The findings from the Kick Big Polluters Out (KBPO) coalition that one in every 25 participants at this year's UN climate summit is a fossil fuel lobbyist raise serious questions about the corporate capture and credibility of the annual COP negotiations.
This year's tally, which represents a 12% rise from last year's climate talks in Baku, Azerbaijan, marks the largest concentration of fossil fuel lobbyists at Cop since KBPO first began exposing industry participation in 2021.
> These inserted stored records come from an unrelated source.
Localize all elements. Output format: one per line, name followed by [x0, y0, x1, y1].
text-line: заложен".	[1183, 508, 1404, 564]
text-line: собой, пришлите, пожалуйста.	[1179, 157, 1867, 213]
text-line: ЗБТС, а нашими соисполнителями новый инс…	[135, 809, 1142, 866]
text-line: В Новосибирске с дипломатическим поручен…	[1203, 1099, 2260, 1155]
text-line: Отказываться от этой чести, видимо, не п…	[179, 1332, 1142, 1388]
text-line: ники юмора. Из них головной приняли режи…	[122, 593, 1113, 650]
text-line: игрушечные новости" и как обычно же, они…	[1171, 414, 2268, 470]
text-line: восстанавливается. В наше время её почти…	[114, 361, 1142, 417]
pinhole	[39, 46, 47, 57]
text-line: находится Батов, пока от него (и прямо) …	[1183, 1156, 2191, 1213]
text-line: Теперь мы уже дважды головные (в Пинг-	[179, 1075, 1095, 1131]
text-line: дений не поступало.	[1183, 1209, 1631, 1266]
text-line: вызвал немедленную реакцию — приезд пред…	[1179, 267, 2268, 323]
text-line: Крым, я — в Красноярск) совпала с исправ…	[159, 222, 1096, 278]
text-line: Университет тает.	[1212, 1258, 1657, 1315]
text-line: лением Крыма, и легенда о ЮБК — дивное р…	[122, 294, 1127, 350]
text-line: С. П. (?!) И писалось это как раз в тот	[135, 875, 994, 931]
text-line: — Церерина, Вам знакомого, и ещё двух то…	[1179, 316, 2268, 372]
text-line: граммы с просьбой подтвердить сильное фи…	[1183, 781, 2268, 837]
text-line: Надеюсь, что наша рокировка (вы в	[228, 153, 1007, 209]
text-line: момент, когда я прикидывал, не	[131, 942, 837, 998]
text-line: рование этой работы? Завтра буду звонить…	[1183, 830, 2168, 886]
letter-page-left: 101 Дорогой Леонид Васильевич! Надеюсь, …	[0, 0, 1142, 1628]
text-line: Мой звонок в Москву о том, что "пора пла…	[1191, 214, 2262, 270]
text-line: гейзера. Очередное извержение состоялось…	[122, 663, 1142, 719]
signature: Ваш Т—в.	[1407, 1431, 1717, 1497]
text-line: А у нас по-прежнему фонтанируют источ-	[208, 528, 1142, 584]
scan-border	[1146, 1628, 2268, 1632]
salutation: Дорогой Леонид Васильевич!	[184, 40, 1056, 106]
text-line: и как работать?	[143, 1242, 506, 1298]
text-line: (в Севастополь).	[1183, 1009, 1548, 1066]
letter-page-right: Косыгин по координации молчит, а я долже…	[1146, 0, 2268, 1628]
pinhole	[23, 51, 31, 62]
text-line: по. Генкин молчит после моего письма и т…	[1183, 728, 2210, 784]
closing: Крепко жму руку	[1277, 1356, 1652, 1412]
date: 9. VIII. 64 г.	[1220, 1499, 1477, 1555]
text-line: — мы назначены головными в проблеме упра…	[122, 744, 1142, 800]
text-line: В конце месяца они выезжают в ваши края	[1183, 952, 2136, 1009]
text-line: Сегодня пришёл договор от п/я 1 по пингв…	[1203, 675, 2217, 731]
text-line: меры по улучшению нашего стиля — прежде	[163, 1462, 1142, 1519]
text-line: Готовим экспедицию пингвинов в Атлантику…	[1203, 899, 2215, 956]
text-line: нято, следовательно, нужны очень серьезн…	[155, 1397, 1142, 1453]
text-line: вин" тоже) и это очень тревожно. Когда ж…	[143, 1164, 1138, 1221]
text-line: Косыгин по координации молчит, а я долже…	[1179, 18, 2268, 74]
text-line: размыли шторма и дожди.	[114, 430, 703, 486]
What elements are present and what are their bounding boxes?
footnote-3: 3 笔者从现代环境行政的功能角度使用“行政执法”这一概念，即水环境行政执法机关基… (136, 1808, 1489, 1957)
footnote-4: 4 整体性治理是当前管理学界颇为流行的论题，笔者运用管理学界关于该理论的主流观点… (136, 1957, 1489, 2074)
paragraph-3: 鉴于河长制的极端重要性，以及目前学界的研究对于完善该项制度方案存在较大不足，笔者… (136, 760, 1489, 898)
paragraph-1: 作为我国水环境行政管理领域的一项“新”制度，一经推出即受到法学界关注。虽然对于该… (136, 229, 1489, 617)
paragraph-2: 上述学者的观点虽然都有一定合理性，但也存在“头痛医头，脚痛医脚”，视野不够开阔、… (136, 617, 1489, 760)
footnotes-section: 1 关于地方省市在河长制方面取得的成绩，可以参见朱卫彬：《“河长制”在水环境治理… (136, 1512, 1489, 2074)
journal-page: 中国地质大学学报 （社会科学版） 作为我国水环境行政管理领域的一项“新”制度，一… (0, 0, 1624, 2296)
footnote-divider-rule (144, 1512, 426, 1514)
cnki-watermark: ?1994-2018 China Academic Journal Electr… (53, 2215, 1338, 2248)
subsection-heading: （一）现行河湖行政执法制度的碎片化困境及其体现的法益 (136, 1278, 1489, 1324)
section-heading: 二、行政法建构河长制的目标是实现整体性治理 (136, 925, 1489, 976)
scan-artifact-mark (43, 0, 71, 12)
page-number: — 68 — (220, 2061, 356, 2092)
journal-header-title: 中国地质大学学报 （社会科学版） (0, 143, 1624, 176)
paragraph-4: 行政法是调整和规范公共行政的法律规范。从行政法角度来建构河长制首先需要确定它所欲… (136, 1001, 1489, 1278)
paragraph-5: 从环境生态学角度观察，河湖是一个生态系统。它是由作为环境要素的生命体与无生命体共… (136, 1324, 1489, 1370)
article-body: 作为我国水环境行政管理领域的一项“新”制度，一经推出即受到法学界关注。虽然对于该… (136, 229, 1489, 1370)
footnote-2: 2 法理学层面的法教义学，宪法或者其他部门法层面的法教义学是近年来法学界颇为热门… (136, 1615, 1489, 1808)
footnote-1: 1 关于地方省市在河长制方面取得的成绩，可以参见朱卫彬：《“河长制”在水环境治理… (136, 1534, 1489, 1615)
The proportion of lobbyists is higher this year, despite the overall number being smaller than at COP29 in Baku (1,773) and COP28 in Dubai (2,456), because the Belém summit is less well-attended.
This access brings the total number of fossil fuel lobbyists given access to the UN climate summits over the past five years to 7,000, a period which has been marked by a rise in catastrophic extreme weather, disinformation, and oil and gas profits.
Fossil fuels get more passes than climate-vulnerable nations
An analysis by KBPO, an international coalition of 450 organizations, found that the fossil fuel industry received almost 60% more passes to COP30 than the 10 most climate-vulnerable nations combined (1,061).
KBPO analyzed the provisional list of participants at COP30 published by the UNFCCC to identify delegates representing oil, gas, and coal companies, trade groups, financial institutions, and others that fund or financially benefit from obstructing climate action to phase out planet-heating fuels.
The breakdown of the 1,602 fossil fuel lobbyists identified features 148 with the International Chamber of Commerce (ICC), 60 with the International Emissions Trading Association (IETA), including delegates from oil and gas giants ExxonMobil, BP, and TotalEnergies, and 41 with the Brazilian National Confederation of Industry (BNCI).
Several big polluters from the Global North invited fossil fuel representatives to join their official delegations, including France, which brought 22 industry delegates, including the CEO of TotalEnergies, and Norway, whose group included six senior executives from its national oil and gas giant Equinor. Only the host country, Brazil, with its 3,805 delegates, has a larger delegation than the fossil fuel industry.
Based on a separate analysis by Transparency International, which found that more than half of all country delegation members at COP30 withheld or obscured details of their affiliations, including countries such as Russia, Tanzania, South Africa, and Mexico, which did not disclose the affiliation of any official delegates, the true extent of fossil fuel influence is likely to be higher.